To wit, Carr showed a picture of one of Google’s multiple cooling facilities, which draws cold water from the Columbia River in The Dalles, Ore., to cool a server farm the size of a football field packed with “at least tens if not hundreds of thousands of server computers.”
“We don’t know because Google is, probably for good reason, quite quiet about what actually goes on in these great data centers,” Carr said, before adding as a joke, “probably animal sacrifices.” Meanwhile, Microsoft, IBM, Amazon and Salesforce.com are making similar data center investments to support cloud computing.
Are We 50 Years Too Late?
Why is this happening now, considering that IBM leveraged its first mainframes as utility computers back in the 1960s?
Carr said the explosion in new power-hungry applications and the power to enable them via virtualization, or running multiple operating systems on a single physical machine, underpin the build out of utility computing systems.
For example, in addition to leveraging Linux to power its servers, Google uses the open-source XEN software to virtualize its MapReduce and File System infrastructure.
Moreover, Carr said the network computing effect, which Google’s Eric Schmidt forecast as far back as 1993 when he was CTO at Sun Microsystems, is such that the capacity of the network is catching up to the power of the computer.
These means IT managers can deploy computing power, data storage or applications from one location (data center) over a grid to thousands or millions of people.

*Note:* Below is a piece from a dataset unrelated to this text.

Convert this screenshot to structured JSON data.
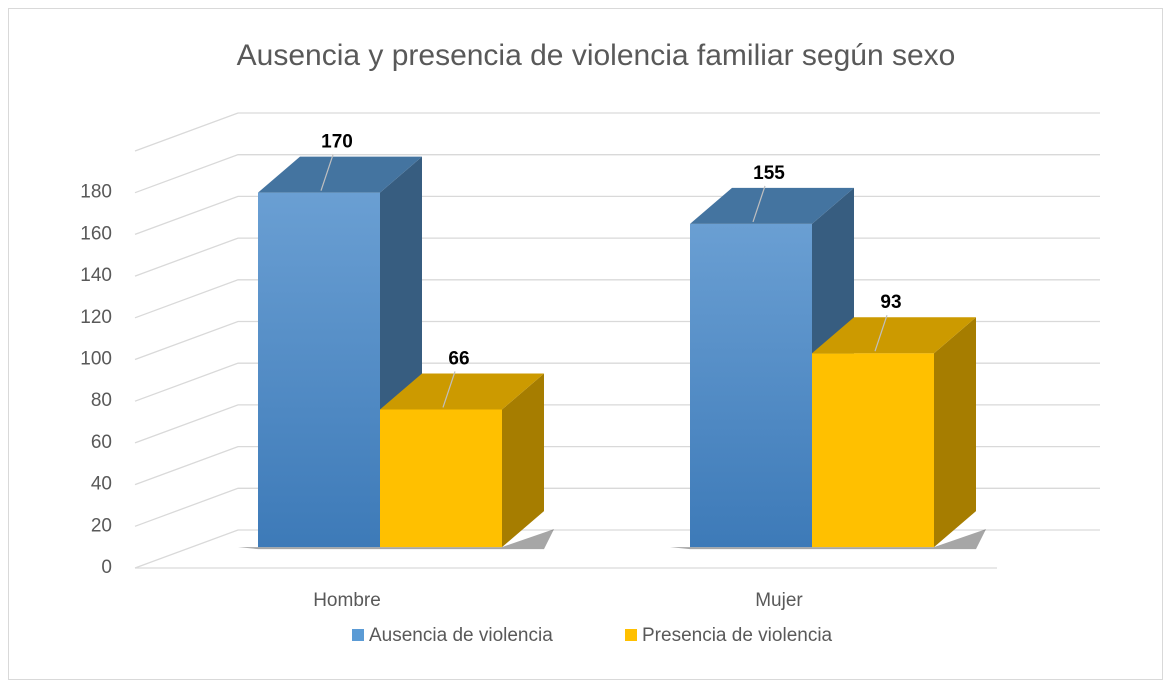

Quoting Sun’s slogan, Carr said, “The network is the computer.”
This evolution to a personalized grid in the Web 2.0 has spawned numerous opportunities for application vendors such as Salesforce.com, SAAS collaboration provider Workday, as well as Amazon and 3Tera, which are providing computing and storage services to customers over the Web for a monthly fee.
HP announced its own cloud effort March 17, he added.
So, what is the comparison between the electrical grid and the computer grid as we know them today? Carr said the comparisons exist in the economic model; both are general purpose technologies with unlimited options for innovation and application.
These network or grid-driven technologies scale tremendously, driving down costs. Electricity has come down dramatically; computers system costs will, too, he said.